Love, Illness and Memory by Isabella Reicher (Der Standard, June 2004)

Mike Hoolboom montages personal films from himself with found enlightened material. In a short, dense film about life with AIDS for instance, archival images show failing pioneers of airplanes. “You’ve changed,” Billie Holiday sings. Prior to this sequence someone remarks in voice-over, “The future is not what it used to be.” Later another voice will dream with a view back of a successful fight against illness and discrimination. Letters from Home . Besides the associative montage the combination of text and image in the works of this filmmaker has a special role. The voice-over or subtitles of Hoolboom give the images certain meanings but they’re also characterized by gestures emphasizing their fleeting, passing qualities, and of coming after. His pictures revisit these consequences.

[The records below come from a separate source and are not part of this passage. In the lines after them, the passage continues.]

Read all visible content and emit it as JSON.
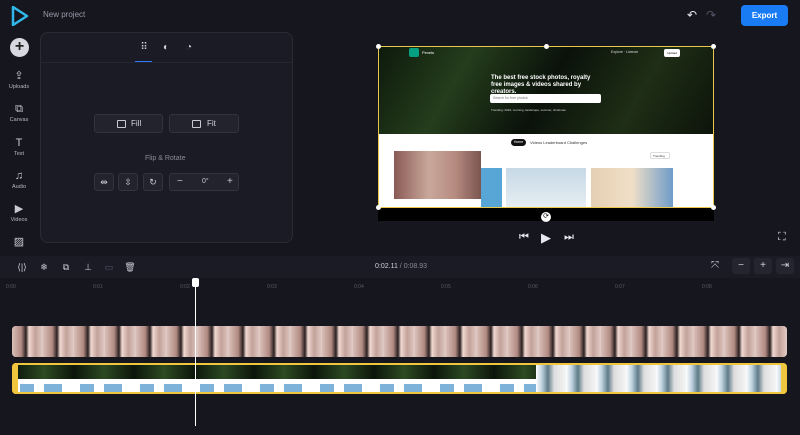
{
  "header": {
    "project_title": "New project",
    "export_label": "Export",
    "accent": "#1a7cf5"
  },
  "rail": {
    "items": [
      {
        "label": "Uploads",
        "icon": "upload-icon"
      },
      {
        "label": "Canvas",
        "icon": "canvas-icon"
      },
      {
        "label": "Text",
        "icon": "text-icon"
      },
      {
        "label": "Audio",
        "icon": "music-icon"
      },
      {
        "label": "Videos",
        "icon": "video-icon"
      },
      {
        "label": "",
        "icon": "image-icon"
      }
    ]
  },
  "panel": {
    "fill_label": "Fill",
    "fit_label": "Fit",
    "flip_rotate_label": "Flip & Rotate",
    "rotation_value": "0°"
  },
  "preview": {
    "brand": "Pexels",
    "headline": "The best free stock photos, royalty free images & videos shared by creators.",
    "search_placeholder": "Search for free photos",
    "trending": "Trending: 2024, morning, landscape, summer, christmas",
    "nav": "Explore  ·  License",
    "upload_label": "Upload",
    "tab_home": "Home",
    "tabs_rest": "Videos   Leaderboard   Challenges",
    "trending_select": "Trending"
  },
  "timeline": {
    "current_time": "0:02.11",
    "separator": " / ",
    "total_time": "0:08.93",
    "ticks": [
      "0:00",
      "0:01",
      "0:02",
      "0:03",
      "0:04",
      "0:05",
      "0:06",
      "0:07",
      "0:08"
    ]
  }
}
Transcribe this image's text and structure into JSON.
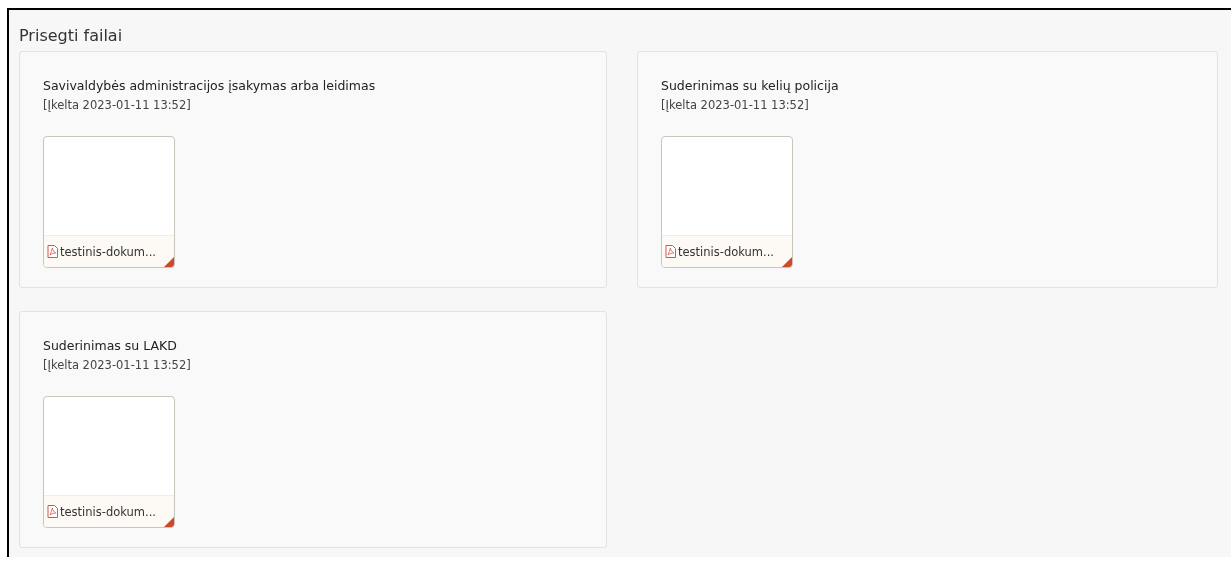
{
  "section": {
    "title": "Prisegti failai"
  },
  "documents": [
    {
      "title": "Savivaldybės administracijos įsakymas arba leidimas",
      "uploaded": "[Įkelta 2023-01-11 13:52]",
      "files": [
        {
          "kind": "pdf",
          "name": "testinis-dokum..."
        }
      ]
    },
    {
      "title": "Suderinimas su kelių policija",
      "uploaded": "[Įkelta 2023-01-11 13:52]",
      "files": [
        {
          "kind": "pdf",
          "name": "testinis-dokum..."
        }
      ]
    },
    {
      "title": "Suderinimas su LAKD",
      "uploaded": "[Įkelta 2023-01-11 13:52]",
      "files": [
        {
          "kind": "pdf",
          "name": "testinis-dokum..."
        }
      ]
    }
  ]
}
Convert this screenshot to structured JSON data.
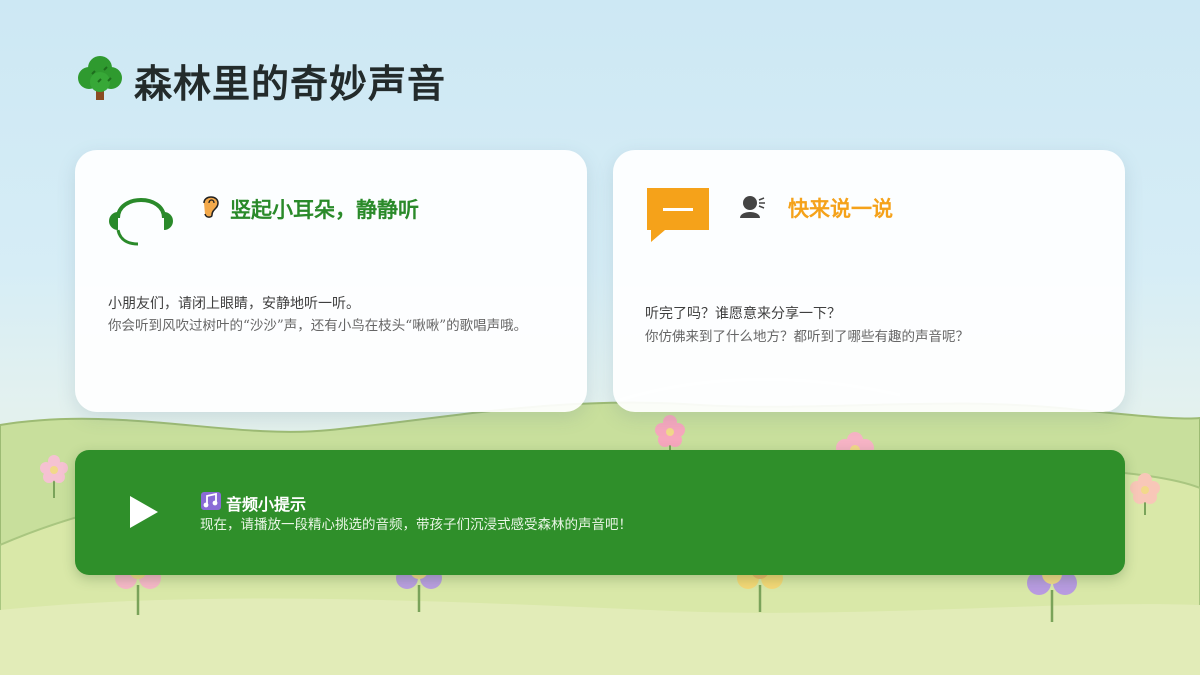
{
  "page": {
    "title": "森林里的奇妙声音",
    "title_icon": "tree-icon"
  },
  "listen_card": {
    "icon": "headphones-icon",
    "heading_icon": "ear-icon",
    "heading": "竖起小耳朵，静静听",
    "lead": "小朋友们，请闭上眼睛，安静地听一听。",
    "detail": "你会听到风吹过树叶的“沙沙”声，还有小鸟在枝头“啾啾”的歌唱声哦。",
    "accent": "#2a8a2a"
  },
  "share_card": {
    "icon": "chat-bubble-icon",
    "heading_icon": "speaking-person-icon",
    "heading": "快来说一说",
    "lead": "听完了吗？谁愿意来分享一下？",
    "detail": "你仿佛来到了什么地方？都听到了哪些有趣的声音呢？",
    "accent": "#f5a21a"
  },
  "audio_tip": {
    "play_icon": "play-icon",
    "heading_icon": "music-note-icon",
    "heading": "音频小提示",
    "text": "现在，请播放一段精心挑选的音频，带孩子们沉浸式感受森林的声音吧！",
    "background": "#2f8f2a"
  }
}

Mexico (1992) describes an imaginary point of escape in which one’s roots are insistently mirrored. When street children are cleaning car windshields the voice-over speaks of the sun which wipes everything clean. Factory clouds find a correspondence with factories to the north, in Canada. Often Hoolboom’s works are kept in the past tense, cruising around love, illness, and death in search of memory. Passing On is the film which is the conclusion of two days of personal shows in Vienna and it’s one of Hoolboom’s most beautiful and melancholic films. It is a poetic home movie which brings to the present experiences of childhood and memories of past friends and so becomes part of an imaginary past which Hoolboom’s works invoke in a seductive and questioning manner.